Your Content, Everywhere
1. Commit to processing licensing requests in real-time by offering instant permissions through automated transactional services. Without these services, publishers often replicate offline licensing processes with requests being handled within 2 to 3 weeks, which risks frustrating customers.
2. Integrate your licensing tool where the content resides and wherever you expect the transaction will take place; for years now, this has been your website, but in 2011, it can also mean your "app."
4. Streamline your permissions process, allowing like-minded publications within your organization the ability to scale up in terms of handling more permissions requests. This helps free staff to focus on other business growth opportunities.
5. Leverage existing Web and mobile traffic to drive additional licensing revenue. For example, if a publisher provides a "get permissions" button, the user looking to share content is more likely to complete the transaction due to its ease-of-use.
6. Offer everything for licensing, not only text but portions of text, as well as images, audio, video, etc. A perfect example of how context licensing and technology work together is the trend toward atomized content—rightsholders licensing smaller portions of their content—by the chapter, article, even by the paragraph. Content buyers want it, and publishers are listening.
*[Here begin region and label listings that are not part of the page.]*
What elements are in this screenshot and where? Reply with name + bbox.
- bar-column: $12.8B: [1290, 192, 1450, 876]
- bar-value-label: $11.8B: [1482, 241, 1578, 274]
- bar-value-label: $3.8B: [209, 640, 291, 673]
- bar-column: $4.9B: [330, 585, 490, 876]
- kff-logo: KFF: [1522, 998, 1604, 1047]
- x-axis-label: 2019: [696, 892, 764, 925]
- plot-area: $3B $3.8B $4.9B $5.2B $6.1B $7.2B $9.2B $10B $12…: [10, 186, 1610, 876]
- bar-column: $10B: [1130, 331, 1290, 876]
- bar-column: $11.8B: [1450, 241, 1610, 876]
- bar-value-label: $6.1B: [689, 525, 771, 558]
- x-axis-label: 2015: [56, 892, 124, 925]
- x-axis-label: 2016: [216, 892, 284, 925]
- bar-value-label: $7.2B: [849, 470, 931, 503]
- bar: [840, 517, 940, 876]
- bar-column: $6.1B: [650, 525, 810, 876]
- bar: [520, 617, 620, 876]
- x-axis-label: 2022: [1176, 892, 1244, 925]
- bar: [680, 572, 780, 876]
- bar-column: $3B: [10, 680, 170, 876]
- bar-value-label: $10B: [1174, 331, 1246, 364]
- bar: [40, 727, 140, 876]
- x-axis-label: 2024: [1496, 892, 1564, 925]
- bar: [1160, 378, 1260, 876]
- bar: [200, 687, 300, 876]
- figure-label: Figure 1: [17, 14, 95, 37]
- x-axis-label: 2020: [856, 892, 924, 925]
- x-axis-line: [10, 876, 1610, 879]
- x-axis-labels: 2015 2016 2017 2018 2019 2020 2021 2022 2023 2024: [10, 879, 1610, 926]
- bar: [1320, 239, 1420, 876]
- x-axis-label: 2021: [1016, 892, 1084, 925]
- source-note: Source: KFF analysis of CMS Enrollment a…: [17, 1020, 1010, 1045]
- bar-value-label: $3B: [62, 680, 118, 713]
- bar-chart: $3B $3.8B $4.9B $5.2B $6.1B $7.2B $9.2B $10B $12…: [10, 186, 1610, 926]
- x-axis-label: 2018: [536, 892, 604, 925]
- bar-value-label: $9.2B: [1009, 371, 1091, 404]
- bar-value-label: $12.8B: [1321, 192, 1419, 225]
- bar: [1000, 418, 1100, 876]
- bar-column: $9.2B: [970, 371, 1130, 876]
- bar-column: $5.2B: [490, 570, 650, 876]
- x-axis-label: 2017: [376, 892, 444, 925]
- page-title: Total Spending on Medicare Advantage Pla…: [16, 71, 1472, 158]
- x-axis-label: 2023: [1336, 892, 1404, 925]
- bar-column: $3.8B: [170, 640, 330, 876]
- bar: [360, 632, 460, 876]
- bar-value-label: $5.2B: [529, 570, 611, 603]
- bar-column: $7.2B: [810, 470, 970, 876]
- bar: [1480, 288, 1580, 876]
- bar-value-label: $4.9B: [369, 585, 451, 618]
7. Take control. Publishers can set their own custom licensing options based on their particular pricing structure. Custom licensing requires the greatest effort, but it often delivers high financial return and allows publishers to tailor their licensing programs to the specific needs of content buyers. This type of solution is available to all publishers of all sizes in all types of markets, including trade, scientific, technical and medical (STM), news and business-to-business. Unfortunately, custom licensing can be expensive both in labor and overhead, regardless of whether an agreement is implemented through a direct sales force or through subscription or sub-rights agents.